In dual diaphragm design omni works differently, where each half is a cardioid, and then both signals electrically combined with right phase.

But at the moment I am quite happy with its cardioid performance, which was my main concern. Next I will try it with SD capsule.
 
I don't have a photo yet, nor audio files, but this sounds pretty good. There are no instructions or drawings for it, I just tried a bunch of capsules this weekend and this one sounded nice. This is a pretty simple capsule and hole pattern. You can make the backplate assembly just like in the Williamson article.

Centre terminated capsule, 32mm brass backplate, 6mm thick.
Diaphragm diameter is 25.4mm.
Drill 16 holes on a radius of 10.5 mm, #58 bit, to a depth of 4mm.
Drill 4 holes on a radius of 6.25 mm, #68 bit, all the way through.
Diaphragm is spaced from the backplate by 40 microns. Use a 0.0015" shim for this, or machine it into the backplate.
Diaphragm tuning is just enough to get the ripples out, plus a little bit, or you can go for about a 700 to 900 Hz tuning.

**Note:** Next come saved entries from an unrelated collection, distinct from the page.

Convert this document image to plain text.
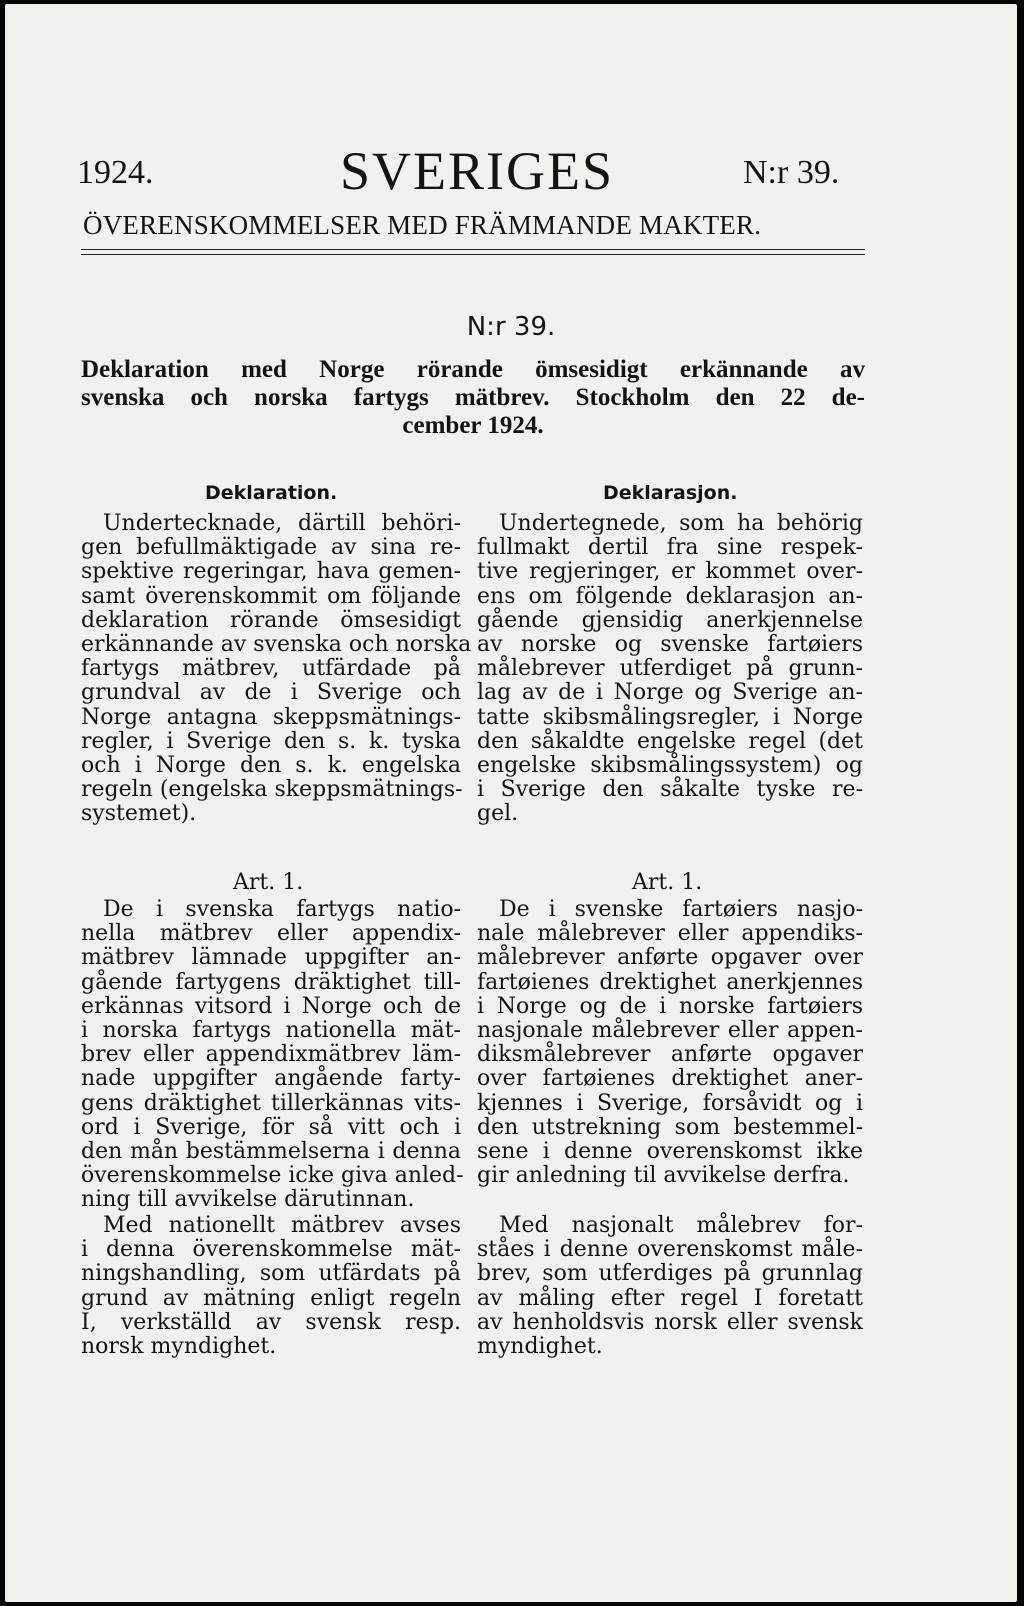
1924.	SVERIGES	N:r 39.
ÖVERENSKOMMELSER MED FRÄMMANDE MAKTER.
N:r 39.
Deklaration med Norge rörande ömsesidigt erkännande av
svenska och norska fartygs mätbrev. Stockholm den 22 de-
cember 1924.
Deklaration.
Undertecknade, därtill behöri-
gen befullmäktigade av sina re-
spektive regeringar, hava gemen-
samt överenskommit om följande
deklaration rörande ömsesidigt
erkännande av svenska och norska
fartygs mätbrev, utfärdade på
grundval av de i Sverige och
Norge antagna skeppsmätnings-
regler, i Sverige den s. k. tyska
och i Norge den s. k. engelska
regeln (engelska skeppsmätnings-
systemet).
Art. 1.
De i svenska fartygs natio-
nella mätbrev eller appendix-
mätbrev lämnade uppgifter an-
gående fartygens dräktighet till-
erkännas vitsord i Norge och de
i norska fartygs nationella mät-
brev eller appendixmätbrev läm-
nade uppgifter angående farty-
gens dräktighet tillerkännas vits-
ord i Sverige, för så vitt och i
den mån bestämmelserna i denna
överenskommelse icke giva anled-
ning till avvikelse därutinnan.
Med nationellt mätbrev avses
i denna överenskommelse mät-
ningshandling, som utfärdats på
grund av mätning enligt regeln
I, verkställd av svensk resp.
norsk myndighet.
Deklarasjon.
Undertegnede, som ha behörig
fullmakt dertil fra sine respek-
tive regjeringer, er kommet over-
ens om fölgende deklarasjon an-
gående gjensidig anerkjennelse
av norske og svenske fartøiers
målebrever utferdiget på grunn-
lag av de i Norge og Sverige an-
tatte skibsmålingsregler, i Norge
den såkaldte engelske regel (det
engelske skibsmålingssystem) og
i Sverige den såkalte tyske re-
gel.
Art. 1.
De i svenske fartøiers nasjo-
nale målebrever eller appendiks-
målebrever anførte opgaver over
fartøienes drektighet anerkjennes
i Norge og de i norske fartøiers
nasjonale målebrever eller appen-
diksmålebrever anførte opgaver
over fartøienes drektighet aner-
kjennes i Sverige, forsåvidt og i
den utstrekning som bestemmel-
sene i denne overenskomst ikke
gir anledning til avvikelse derfra.
Med nasjonalt målebrev for-
ståes i denne overenskomst måle-
brev, som utferdiges på grunnlag
av måling efter regel I foretatt
av henholdsvis norsk eller svensk
myndighet.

This is very similar to a Sony C37A backplate, though I have not measured a real C37A yet. I might get a chance a bit later. The Sony is a bit different in that it uses a centre support, so from a diaphragm perspective, it acts like a centre terminated capsule. Since I am set up to easily make M7-like capsules, I adapted it to a centre terminated, glued diaphragm setup.
 
I just tried a Debenham capsule, and I highly recommend it! My diaphragm spacing is a bit high, so the output is a bit low, but it sounds great. The drawings are here somewhere, check the mic meta. I just built it using the drawings in the article, except for some adhesive and plastic substitutions - I used nylon 6-6 instead of Perspex, 3M DP820 to glue the (brass) backplate to the ring, and brass for the backplate.

-Dale
 
[quote author="dale116dot7"]I just tried a Debenham capsule[/quote]

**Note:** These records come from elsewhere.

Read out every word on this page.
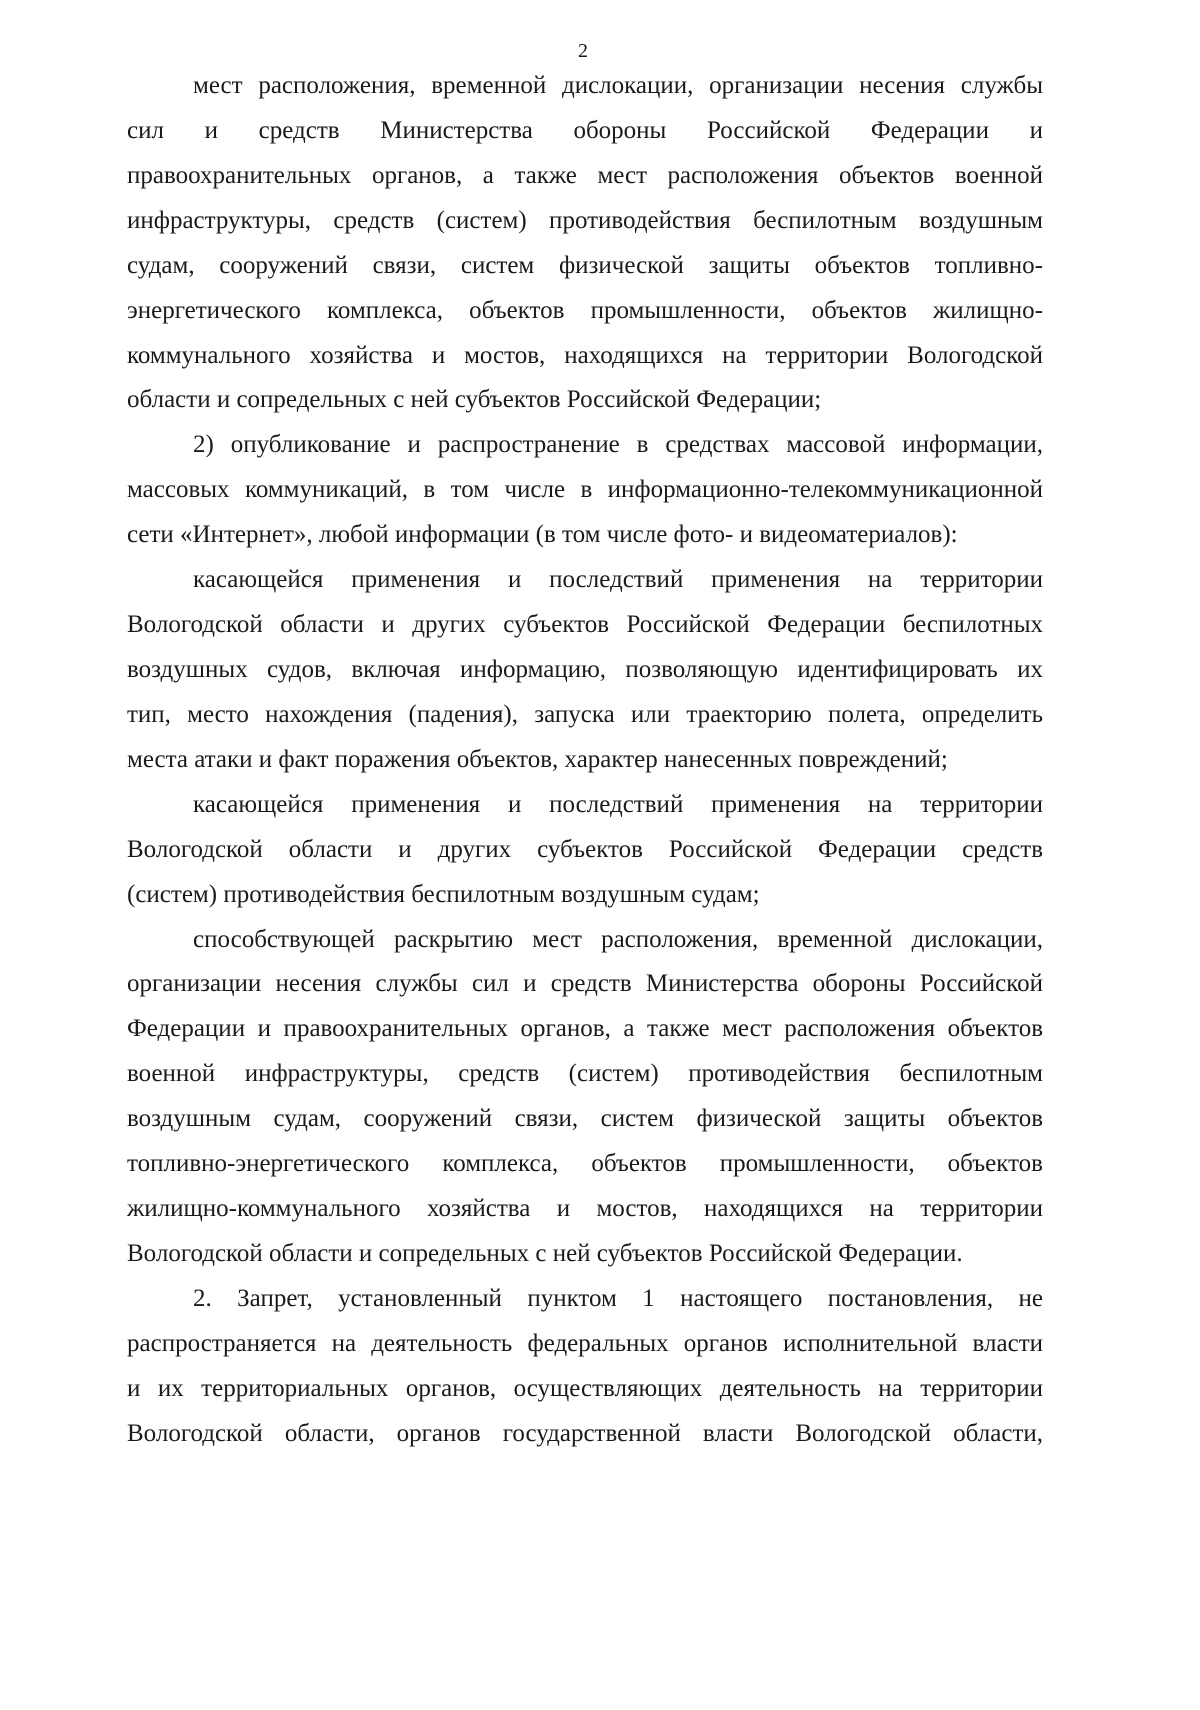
2
мест расположения, временной дислокации, организации несения службы
сил и средств Министерства обороны Российской Федерации и
правоохранительных органов, а также мест расположения объектов военной
инфраструктуры, средств (систем) противодействия беспилотным воздушным
судам, сооружений связи, систем физической защиты объектов топливно-
энергетического комплекса, объектов промышленности, объектов жилищно-
коммунального хозяйства и мостов, находящихся на территории Вологодской
области и сопредельных с ней субъектов Российской Федерации;
2) опубликование и распространение в средствах массовой информации,
массовых коммуникаций, в том числе в информационно-телекоммуникационной
сети «Интернет», любой информации (в том числе фото- и видеоматериалов):
касающейся применения и последствий применения на территории
Вологодской области и других субъектов Российской Федерации беспилотных
воздушных судов, включая информацию, позволяющую идентифицировать их
тип, место нахождения (падения), запуска или траекторию полета, определить
места атаки и факт поражения объектов, характер нанесенных повреждений;
касающейся применения и последствий применения на территории
Вологодской области и других субъектов Российской Федерации средств
(систем) противодействия беспилотным воздушным судам;
способствующей раскрытию мест расположения, временной дислокации,
организации несения службы сил и средств Министерства обороны Российской
Федерации и правоохранительных органов, а также мест расположения объектов
военной инфраструктуры, средств (систем) противодействия беспилотным
воздушным судам, сооружений связи, систем физической защиты объектов
топливно-энергетического комплекса, объектов промышленности, объектов
жилищно-коммунального хозяйства и мостов, находящихся на территории
Вологодской области и сопредельных с ней субъектов Российской Федерации.
2. Запрет, установленный пунктом 1 настоящего постановления, не
распространяется на деятельность федеральных органов исполнительной власти
и их территориальных органов, осуществляющих деятельность на территории
Вологодской области, органов государственной власти Вологодской области,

Damn, Dale! You're just too much! :thumb:

Any chance of some audio clips?

Peace,
Al.
 
Yes, as soon as I rectify the diaphragm spacing problem. I got a dial indicator set up at work and I have new diaphragms so I can take the capsule apart, lap it in to the right spacing, and try again. The diaphragm spacing mostly wrecks the sensitivity, and I get a lot of hiss because the output is a bit low.